A Supreme Court case being argued this week could have significant implications for a decade-long religious liberty battle fought by the Little Sisters of the Poor.

The Supreme Court will hear oral arguments this week in Loper Bright Enterprises, Inc. v. Gina Raimondo, a case challenging the authority of the federal administrative state to dictate certain rules and regulations related to federal laws.

Herring Fishermen Bring Suit Against NOAA

The Cause of Action Institute, a legal advocacy group, says that the Loper case was brought by several herring fishermen challenging a rule that said they were liable for the cost of federal inspectors on their boats.

For decades, the Magnuson-Stevens Act (MSA) has “given the National Oceanic and Atmospheric Administration (NOAA) the authority to require monitors on commercial fishing boats,” Cause of Action says.

The MSA “explicitly requires the owners of certain classes of fishing boats to pay for their own monitors,” but herring fishermen are not included on that list. As a result, for years NOAA itself paid for the inspectors on herring boats.

However, recently NOAA “suddenly decided that the herring fishermen must now pay for the cost of third-party monitors.” A group of herring fishermen brought suit against the decision, arguing that their exclusion from the original list meant they should not be liable for those payments.

At issue in the case is what is known in U.S. administrative law as “Chevron deference,” stemming from the 1984 case Chevron U.S.A., Inc. v. Natural Resources Defense Council, Inc. The Legal Information Institute says that the case established “judicial deference given to administrative actions.”

Under this principle, federal agencies are often given considerable latitude in deciding how they will carry out and interpret federal laws, as NOAA is doing in the Loper case.

In a press release on Tuesday, Cause of Action Institute Executive Director James Valvo said the case “brings the livelihoods of family-operated fishing enterprises front and center, as their ability to fish herring is in jeopardy due to unlawful government overreach.”

“More precisely, these fishing families and businesses find themselves compelled to pay a government fee that lacks congressional authorization,” Valvo said. “This fee was imposed by the executive branch absent statutory authority, violating our Constitution’s separation of powers.”

Okay, so how are the Little Sisters involved?
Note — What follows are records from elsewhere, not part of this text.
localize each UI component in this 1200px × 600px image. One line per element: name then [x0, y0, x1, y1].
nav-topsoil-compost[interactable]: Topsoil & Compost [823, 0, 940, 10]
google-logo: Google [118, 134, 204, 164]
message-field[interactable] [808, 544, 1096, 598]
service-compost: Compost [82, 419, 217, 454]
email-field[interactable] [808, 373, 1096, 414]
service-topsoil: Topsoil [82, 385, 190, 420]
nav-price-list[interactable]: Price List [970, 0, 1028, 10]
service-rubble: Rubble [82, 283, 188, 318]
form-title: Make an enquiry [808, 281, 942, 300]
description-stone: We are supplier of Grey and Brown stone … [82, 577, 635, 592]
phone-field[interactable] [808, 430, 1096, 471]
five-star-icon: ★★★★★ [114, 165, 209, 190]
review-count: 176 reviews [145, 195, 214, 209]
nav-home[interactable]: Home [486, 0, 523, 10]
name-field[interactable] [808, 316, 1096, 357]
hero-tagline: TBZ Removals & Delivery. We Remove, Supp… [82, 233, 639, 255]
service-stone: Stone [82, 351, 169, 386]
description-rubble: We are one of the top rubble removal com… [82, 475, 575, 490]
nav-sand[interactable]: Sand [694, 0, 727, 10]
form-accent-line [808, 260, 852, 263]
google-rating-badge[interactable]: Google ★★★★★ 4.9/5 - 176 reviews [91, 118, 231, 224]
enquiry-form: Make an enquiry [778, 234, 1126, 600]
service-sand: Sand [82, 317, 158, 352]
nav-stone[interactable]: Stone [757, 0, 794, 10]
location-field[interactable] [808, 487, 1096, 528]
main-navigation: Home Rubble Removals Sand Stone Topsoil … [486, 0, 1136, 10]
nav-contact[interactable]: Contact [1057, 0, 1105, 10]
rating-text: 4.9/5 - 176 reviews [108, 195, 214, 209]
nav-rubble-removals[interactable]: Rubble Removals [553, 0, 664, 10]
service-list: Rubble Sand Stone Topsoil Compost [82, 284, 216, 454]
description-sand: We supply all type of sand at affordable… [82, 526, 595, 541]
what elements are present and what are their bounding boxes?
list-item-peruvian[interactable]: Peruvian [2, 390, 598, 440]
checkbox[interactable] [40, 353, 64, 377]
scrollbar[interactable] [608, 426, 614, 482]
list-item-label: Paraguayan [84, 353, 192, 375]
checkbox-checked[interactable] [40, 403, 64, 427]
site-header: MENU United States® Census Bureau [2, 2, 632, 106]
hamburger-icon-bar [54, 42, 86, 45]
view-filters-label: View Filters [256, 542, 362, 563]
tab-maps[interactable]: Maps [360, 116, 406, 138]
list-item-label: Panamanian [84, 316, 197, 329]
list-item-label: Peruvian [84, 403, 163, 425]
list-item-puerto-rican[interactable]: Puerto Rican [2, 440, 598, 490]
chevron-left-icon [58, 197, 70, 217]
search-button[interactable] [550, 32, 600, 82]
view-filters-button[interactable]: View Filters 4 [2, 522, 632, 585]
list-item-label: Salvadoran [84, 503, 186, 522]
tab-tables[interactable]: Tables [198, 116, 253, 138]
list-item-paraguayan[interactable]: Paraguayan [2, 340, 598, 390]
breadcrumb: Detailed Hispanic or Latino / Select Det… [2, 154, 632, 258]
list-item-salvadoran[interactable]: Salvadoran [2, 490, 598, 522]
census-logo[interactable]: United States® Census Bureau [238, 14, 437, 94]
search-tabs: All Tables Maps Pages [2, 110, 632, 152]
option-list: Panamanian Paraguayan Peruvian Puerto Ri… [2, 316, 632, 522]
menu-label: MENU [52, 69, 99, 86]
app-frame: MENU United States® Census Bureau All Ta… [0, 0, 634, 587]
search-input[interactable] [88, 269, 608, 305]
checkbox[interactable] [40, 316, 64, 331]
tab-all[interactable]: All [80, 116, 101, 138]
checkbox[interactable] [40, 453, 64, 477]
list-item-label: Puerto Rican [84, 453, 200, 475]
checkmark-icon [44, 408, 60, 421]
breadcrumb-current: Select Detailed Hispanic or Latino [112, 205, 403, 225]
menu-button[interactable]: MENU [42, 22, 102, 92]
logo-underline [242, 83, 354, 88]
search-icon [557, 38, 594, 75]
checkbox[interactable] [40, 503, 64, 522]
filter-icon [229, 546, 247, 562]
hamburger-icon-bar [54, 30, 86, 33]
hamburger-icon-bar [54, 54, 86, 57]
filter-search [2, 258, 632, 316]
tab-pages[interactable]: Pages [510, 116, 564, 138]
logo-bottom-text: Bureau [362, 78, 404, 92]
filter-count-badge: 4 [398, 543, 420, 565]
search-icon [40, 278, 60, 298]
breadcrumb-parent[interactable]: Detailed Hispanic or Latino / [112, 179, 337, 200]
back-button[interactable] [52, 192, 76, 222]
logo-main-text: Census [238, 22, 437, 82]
Though the involvement of a group of Catholic religious would seem unlikely in a case such as this, the Little Sisters of the Poor are participants in the Loper case, with the nuns having filed a friend of the court brief last year in support of the fishermen.

The nuns noted that they have spent “a decade” fending off attempts to force them to comply with contraception mandates promulgated by the government.